The original Madrid peace conference, he said, was originally envisioned as a meeting between foreign ministers, but then-Prime Minister Yitzhak Shamir insisted on attending. “I’m not saying that will happen again, but it could,” he said.
For the Bush administration, the lure of an international conference is based heavily on the fact that nothing else it has tried in recent months has done more than provide temporary respites from the cycles of terror and retaliation.
And the White House fears the ongoing crisis is impairing its ability to mount a military offensive against Iraq with Arab and Muslim support — or at least acquiescence.
“It’s motion for the sake of movement,” said Judith Kipper, director of the Middle East program at the Center for Strategic and International Studies, a Washington think tank. “Its purpose mostly is to demonstrate activity.”
The Bush administration has been under intense pressure from friendly Arab and Muslim states to become more directly involved in Mideast peacemaking, and to take a stronger hand in urging Israeli restraint, she said. The same kind of pressure has come from the European nations.
“It will give the administration a period of breathing room for planning its attack on Iraq,” Kipper said. “Right now that’s a top priority at the White House.”
Robert J. Lieber, a professor of government at Georgetown University and a leading Mideast policy expert, described the proposed conference as a “holding action; it gives the impression we are ‘engaged,’ and there’s always the possibility that something useful might turn up.”
But in the end, he said, conveners of the peace talks will face the same problem that has bedeviled every set of negotiations since the first Madrid conference in 1991: Yasir Arafat.
“He’s still a terrorist,” he said. “His record is appalling, wherever you slice into it.”
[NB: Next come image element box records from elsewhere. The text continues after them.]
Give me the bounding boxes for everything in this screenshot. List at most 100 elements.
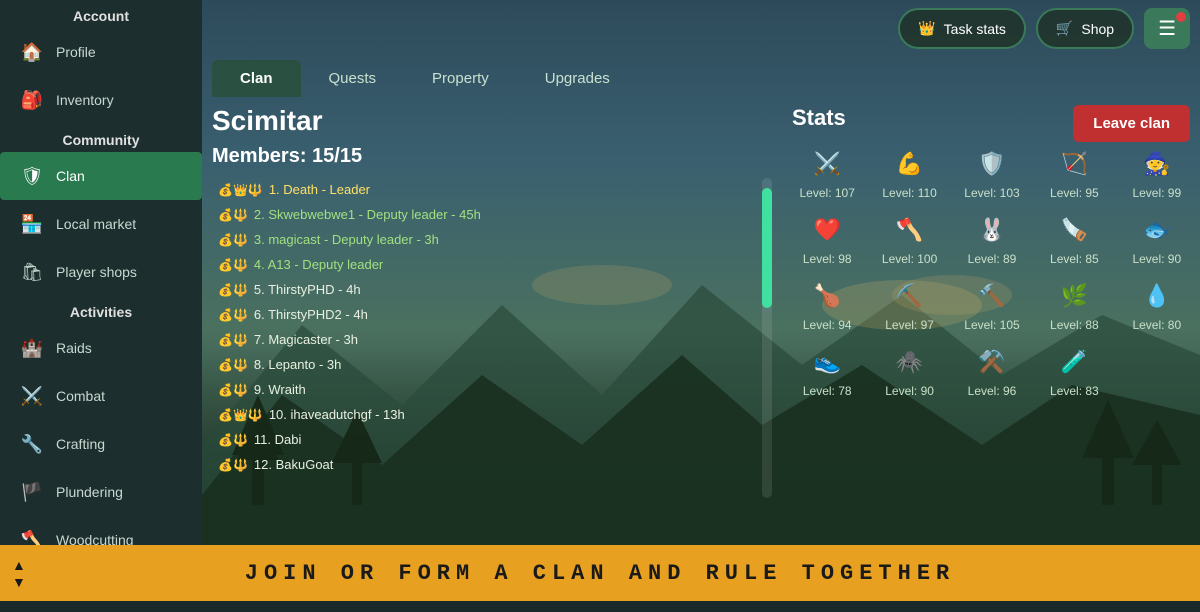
clan-panel: Scimitar Members: 15/15 💰👑🔱1. Death - Le… bbox=[212, 105, 772, 498]
stat-level: Level: 95 bbox=[1050, 186, 1099, 200]
account-label: Account bbox=[0, 0, 202, 28]
sidebar-item-inventory[interactable]: 🎒 Inventory bbox=[0, 76, 202, 124]
stat-item: ❤️ Level: 98 bbox=[792, 212, 862, 266]
arrow-down-icon[interactable]: ▼ bbox=[12, 574, 26, 590]
stat-item: ⚔️Level: 107 bbox=[792, 146, 862, 200]
stat-item: 🐰 Level: 89 bbox=[957, 212, 1027, 266]
stat-level: Level: 98 bbox=[803, 252, 852, 266]
member-row[interactable]: 💰🔱4. A13 - Deputy leader bbox=[212, 253, 756, 276]
member-name: 2. Skwebwebwe1 - Deputy leader - 45h bbox=[254, 207, 481, 222]
member-row[interactable]: 💰🔱3. magicast - Deputy leader - 3h bbox=[212, 228, 756, 251]
sidebar-item-crafting[interactable]: 🔧 Crafting bbox=[0, 420, 202, 468]
member-row[interactable]: 💰👑🔱10. ihaveadutchgf - 13h bbox=[212, 403, 756, 426]
sidebar-item-local-market[interactable]: 🏪 Local market bbox=[0, 200, 202, 248]
member-icons: 💰🔱 bbox=[218, 333, 248, 347]
member-icons: 💰🔱 bbox=[218, 233, 248, 247]
sidebar-item-combat[interactable]: ⚔️ Combat bbox=[0, 372, 202, 420]
home-icon: 🏠 bbox=[18, 38, 46, 66]
stat-item: 💧Level: 80 bbox=[1122, 278, 1192, 332]
stat-icon: 🐰 bbox=[974, 212, 1010, 248]
stat-item: 🏹Level: 95 bbox=[1039, 146, 1109, 200]
leave-clan-button[interactable]: Leave clan bbox=[1073, 105, 1190, 142]
member-name: 9. Wraith bbox=[254, 382, 306, 397]
member-row[interactable]: 💰👑🔱1. Death - Leader bbox=[212, 178, 756, 201]
stat-item: ⛏️Level: 97 bbox=[874, 278, 944, 332]
bottom-banner: ▲ ▼ JOIN OR FORM A CLAN AND RULE TOGETHE… bbox=[0, 545, 1200, 601]
member-icons: 💰🔱 bbox=[218, 458, 248, 472]
member-icons: 💰🔱 bbox=[218, 358, 248, 372]
member-row[interactable]: 💰🔱6. ThirstyPHD2 - 4h bbox=[212, 303, 756, 326]
raids-icon: 🏰 bbox=[18, 334, 46, 362]
sidebar-item-plundering[interactable]: 🏴 Plundering bbox=[0, 468, 202, 516]
inventory-icon: 🎒 bbox=[18, 86, 46, 114]
tab-quests[interactable]: Quests bbox=[301, 60, 405, 97]
stat-item: 🌿Level: 88 bbox=[1039, 278, 1109, 332]
stat-icon: ⚔️ bbox=[809, 146, 845, 182]
tab-bar: Clan Quests Property Upgrades bbox=[202, 60, 1200, 97]
tab-property[interactable]: Property bbox=[404, 60, 517, 97]
stat-item: 🧪Level: 83 bbox=[1039, 344, 1109, 398]
member-icons: 💰👑🔱 bbox=[218, 408, 263, 422]
stats-panel: Stats ⚔️Level: 107💪Level: 110🛡️Level: 10… bbox=[792, 105, 1192, 398]
member-row[interactable]: 💰🔱2. Skwebwebwe1 - Deputy leader - 45h bbox=[212, 203, 756, 226]
member-row[interactable]: 💰🔱7. Magicaster - 3h bbox=[212, 328, 756, 351]
stat-level: Level: 89 bbox=[968, 252, 1017, 266]
stat-level: Level: 78 bbox=[803, 384, 852, 398]
stat-item: 💪Level: 110 bbox=[874, 146, 944, 200]
member-row[interactable]: 💰🔱5. ThirstyPHD - 4h bbox=[212, 278, 756, 301]
member-icons: 💰🔱 bbox=[218, 283, 248, 297]
task-stats-button[interactable]: 👑 Task stats bbox=[898, 8, 1026, 49]
task-stats-icon: 👑 bbox=[918, 20, 935, 37]
stat-level: Level: 99 bbox=[1132, 186, 1181, 200]
stat-level: Level: 96 bbox=[968, 384, 1017, 398]
stat-level: Level: 90 bbox=[1132, 252, 1181, 266]
sidebar-item-player-shops[interactable]: 🛍 Player shops bbox=[0, 248, 202, 296]
stat-icon: 👟 bbox=[809, 344, 845, 380]
stat-icon: ❤️ bbox=[809, 212, 845, 248]
main-content: 👑 Task stats 🛒 Shop ☰ Clan Quests Proper… bbox=[202, 0, 1200, 545]
stat-icon: 🪓 bbox=[892, 212, 928, 248]
crafting-icon: 🔧 bbox=[18, 430, 46, 458]
member-name: 8. Lepanto - 3h bbox=[254, 357, 341, 372]
stat-icon: 🐟 bbox=[1139, 212, 1175, 248]
tab-upgrades[interactable]: Upgrades bbox=[517, 60, 638, 97]
sidebar-item-raids[interactable]: 🏰 Raids bbox=[0, 324, 202, 372]
stat-item: 🍗Level: 94 bbox=[792, 278, 862, 332]
banner-nav-arrows: ▲ ▼ bbox=[12, 557, 26, 590]
clan-name: Scimitar bbox=[212, 105, 772, 137]
stat-icon: 💧 bbox=[1139, 278, 1175, 314]
stat-level: Level: 105 bbox=[964, 318, 1019, 332]
member-row[interactable]: 💰🔱12. BakuGoat bbox=[212, 453, 756, 476]
stat-level: Level: 85 bbox=[1050, 252, 1099, 266]
shop-button[interactable]: 🛒 Shop bbox=[1036, 8, 1134, 49]
tab-clan[interactable]: Clan bbox=[212, 60, 301, 97]
menu-button[interactable]: ☰ bbox=[1144, 8, 1190, 49]
sidebar-item-clan[interactable]: 🛡 Clan bbox=[0, 152, 202, 200]
shops-icon: 🛍 bbox=[18, 258, 46, 286]
notification-dot bbox=[1176, 12, 1186, 22]
arrow-up-icon[interactable]: ▲ bbox=[12, 557, 26, 573]
member-icons: 💰🔱 bbox=[218, 308, 248, 322]
stat-level: Level: 90 bbox=[885, 384, 934, 398]
sidebar-item-profile[interactable]: 🏠 Profile bbox=[0, 28, 202, 76]
member-row[interactable]: 💰🔱 8. Lepanto - 3h bbox=[212, 353, 756, 376]
member-row[interactable]: 💰🔱9. Wraith bbox=[212, 378, 756, 401]
sidebar-section-account: Account 🏠 Profile 🎒 Inventory bbox=[0, 0, 202, 124]
member-name: 1. Death - Leader bbox=[269, 182, 370, 197]
stat-icon: 🕷️ bbox=[892, 344, 928, 380]
stat-icon: 🍗 bbox=[809, 278, 845, 314]
shop-label: Shop bbox=[1081, 21, 1114, 37]
members-scrollbar[interactable] bbox=[762, 178, 772, 498]
stat-level: Level: 83 bbox=[1050, 384, 1099, 398]
stat-item: 🪚 Level: 85 bbox=[1039, 212, 1109, 266]
stat-level: Level: 103 bbox=[964, 186, 1019, 200]
community-label: Community bbox=[0, 124, 202, 152]
shop-cart-icon: 🛒 bbox=[1056, 20, 1073, 37]
plundering-icon: 🏴 bbox=[18, 478, 46, 506]
stat-icon: 🪚 bbox=[1056, 212, 1092, 248]
top-bar: 👑 Task stats 🛒 Shop ☰ bbox=[898, 8, 1190, 49]
stats-grid: ⚔️Level: 107💪Level: 110🛡️Level: 103🏹Leve… bbox=[792, 146, 1192, 398]
members-count: Members: 15/15 bbox=[212, 145, 772, 168]
members-list: 💰👑🔱1. Death - Leader💰🔱2. Skwebwebwe1 - D… bbox=[212, 178, 756, 498]
member-row[interactable]: 💰🔱11. Dabi bbox=[212, 428, 756, 451]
The Bush administration reportedly hopes that some of Arafat’s friends, and in particular the European nations and Saudi Arabia, will pressure him into mending his ways. But history suggests that those countries do not have the stomach for a confrontation with the Palestinian leader — and that in any event, Arafat has proven remarkably impervious to outside pressure over the years.
For Prime Minister Ariel Sharon, the proposed conference might also be a useful tool for buying time and creating at least the appearance of forward movement.
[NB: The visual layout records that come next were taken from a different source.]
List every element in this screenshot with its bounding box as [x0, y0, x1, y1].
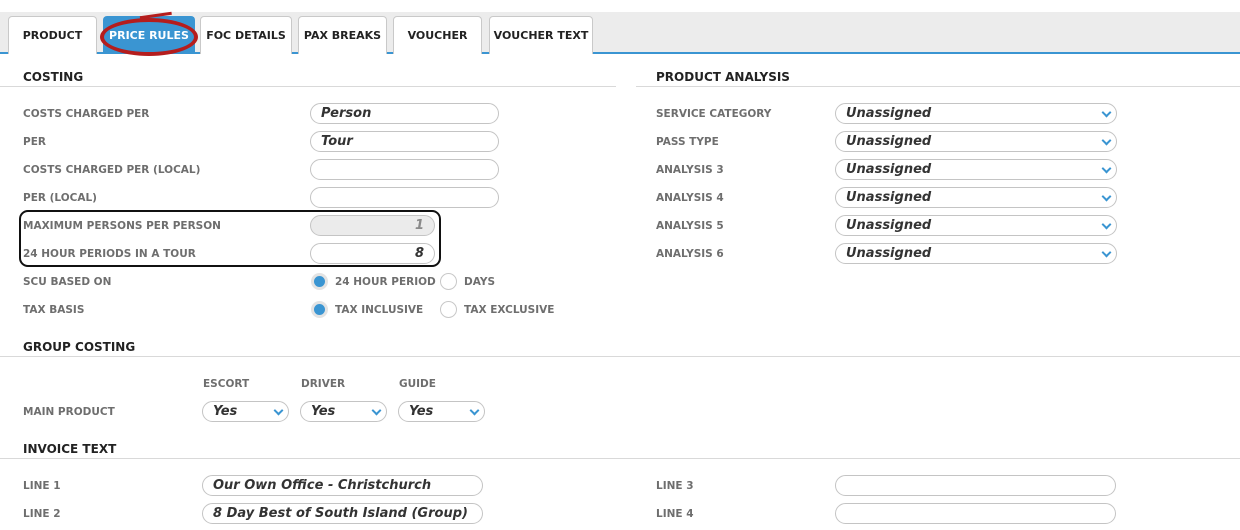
chevron-down-icon [1101, 191, 1112, 202]
driver-column-header: DRIVER [301, 378, 346, 390]
analysis-6-select[interactable]: Unassigned [835, 243, 1117, 264]
tab-price-rules[interactable]: PRICE RULES [103, 16, 195, 54]
periods-field[interactable]: 8 [310, 243, 435, 264]
scu-based-on-label: SCU BASED ON [23, 276, 112, 288]
radio-dot[interactable] [311, 273, 328, 290]
analysis-label: SERVICE CATEGORY [656, 108, 772, 120]
guide-column-header: GUIDE [399, 378, 436, 390]
select-value: Unassigned [846, 106, 932, 121]
line-2-field[interactable]: 8 Day Best of South Island (Group) [202, 503, 483, 524]
radio-dot[interactable] [311, 301, 328, 318]
analysis-4-select[interactable]: Unassigned [835, 187, 1117, 208]
select-value: Unassigned [846, 218, 932, 233]
guide-select[interactable]: Yes [398, 401, 485, 422]
invoice-text-title: INVOICE TEXT [23, 442, 117, 456]
chevron-down-icon [1101, 219, 1112, 230]
divider [0, 86, 616, 87]
analysis-5-select[interactable]: Unassigned [835, 215, 1117, 236]
select-value: Unassigned [846, 246, 932, 261]
radio-label: TAX INCLUSIVE [335, 303, 424, 316]
per-local-label: PER (LOCAL) [23, 192, 97, 204]
analysis-3-select[interactable]: Unassigned [835, 159, 1117, 180]
costs-charged-per-local-label: COSTS CHARGED PER (LOCAL) [23, 164, 201, 176]
max-persons-field: 1 [310, 215, 435, 236]
radio-dot[interactable] [440, 301, 457, 318]
chevron-down-icon [371, 405, 382, 416]
radio-tax-inclusive[interactable]: TAX INCLUSIVE [311, 301, 423, 318]
analysis-label: ANALYSIS 6 [656, 248, 724, 260]
radio-label: 24 HOUR PERIOD [335, 275, 436, 288]
select-value: Yes [213, 404, 238, 419]
radio-dot[interactable] [440, 273, 457, 290]
per-local-field[interactable] [310, 187, 499, 208]
line-2-label: LINE 2 [23, 508, 61, 520]
chevron-down-icon [273, 405, 284, 416]
analysis-label: PASS TYPE [656, 136, 719, 148]
analysis-label: ANALYSIS 4 [656, 192, 724, 204]
line-3-field[interactable] [835, 475, 1116, 496]
chevron-down-icon [1101, 247, 1112, 258]
tab-voucher-text[interactable]: VOUCHER TEXT [489, 16, 593, 54]
select-value: Yes [311, 404, 336, 419]
radio-days[interactable]: DAYS [440, 273, 495, 290]
main-product-label: MAIN PRODUCT [23, 406, 115, 418]
pass-type-select[interactable]: Unassigned [835, 131, 1117, 152]
per-label: PER [23, 136, 46, 148]
chevron-down-icon [469, 405, 480, 416]
divider [0, 458, 1240, 459]
chevron-down-icon [1101, 163, 1112, 174]
select-value: Unassigned [846, 162, 932, 177]
tab-bar: PRODUCT PRICE RULES FOC DETAILS PAX BREA… [0, 12, 1240, 54]
chevron-down-icon [1101, 107, 1112, 118]
escort-column-header: ESCORT [203, 378, 250, 390]
costs-charged-per-label: COSTS CHARGED PER [23, 108, 150, 120]
product-analysis-title: PRODUCT ANALYSIS [656, 70, 790, 84]
radio-label: DAYS [464, 275, 496, 288]
analysis-label: ANALYSIS 5 [656, 220, 724, 232]
divider [636, 86, 1240, 87]
analysis-label: ANALYSIS 3 [656, 164, 724, 176]
line-3-label: LINE 3 [656, 480, 694, 492]
max-persons-label: MAXIMUM PERSONS PER PERSON [23, 220, 221, 232]
costing-title: COSTING [23, 70, 84, 84]
group-costing-title: GROUP COSTING [23, 340, 136, 354]
divider [0, 356, 1240, 357]
periods-label: 24 HOUR PERIODS IN A TOUR [23, 248, 196, 260]
driver-select[interactable]: Yes [300, 401, 387, 422]
tax-basis-label: TAX BASIS [23, 304, 85, 316]
select-value: Unassigned [846, 134, 932, 149]
chevron-down-icon [1101, 135, 1112, 146]
service-category-select[interactable]: Unassigned [835, 103, 1117, 124]
radio-tax-exclusive[interactable]: TAX EXCLUSIVE [440, 301, 554, 318]
select-value: Yes [409, 404, 434, 419]
select-value: Unassigned [846, 190, 932, 205]
costs-charged-per-field[interactable]: Person [310, 103, 499, 124]
line-4-field[interactable] [835, 503, 1116, 524]
tab-voucher[interactable]: VOUCHER [393, 16, 482, 54]
line-4-label: LINE 4 [656, 508, 694, 520]
per-field[interactable]: Tour [310, 131, 499, 152]
costs-charged-per-local-field[interactable] [310, 159, 499, 180]
tab-pax-breaks[interactable]: PAX BREAKS [298, 16, 387, 54]
line-1-label: LINE 1 [23, 480, 61, 492]
tab-product[interactable]: PRODUCT [8, 16, 97, 54]
radio-24-hour-period[interactable]: 24 HOUR PERIOD [311, 273, 436, 290]
line-1-field[interactable]: Our Own Office - Christchurch [202, 475, 483, 496]
radio-label: TAX EXCLUSIVE [464, 303, 555, 316]
tab-foc-details[interactable]: FOC DETAILS [200, 16, 292, 54]
escort-select[interactable]: Yes [202, 401, 289, 422]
“He wants to show that he’s not averse to real peace talks, but his political situation means he can’t actually sit down with Arafat and negotiate,” said a leading pro-Israel activist here. “The idea of an international conference helps him create the impression he’s moving forward, but he doesn’t really have to take any risks to do it.”
Pipes said that embracing the proposal for a conference will help Sharon mollify the Labor faction in his divided government and help prevent new U.S. pressure.
But there are risks for Israel, including the likelihood Arafat will try to manipulate the conference to pressure Israel to give up even more than it was willing to give at Camp David and Taba.
Jewish leaders say Washington will not allow that to happen — but officials here could be distracted by their faltering effort to mount a military campaign against Iraq.
And even if he is not on the initial guest list, the mere fact of holding the conference will be an undeserved reward for Arafat, Pipes said.
“In fact, it could be an incitement for more violence,” he said. “It creates an impression of Israel weakness — that they’ll keep coming back to the table no matter what Arafat does.”
Still, most Jewish leaders say that with violence continuing — this week’s Bush-Sharon summit in Washington was punctuated by the first suicide bombing in weeks — an international conference might be worth the risk.
“If this represents a serious attempt to iron out serious issues, and if it’s an adjunct to other diplomatic activities, it could be important,” said Dan Mariaschin, executive vice-president of B’nai B’rith. “If people see it as a mechanism to impose a peace, it will be very destructive, and it will fail.”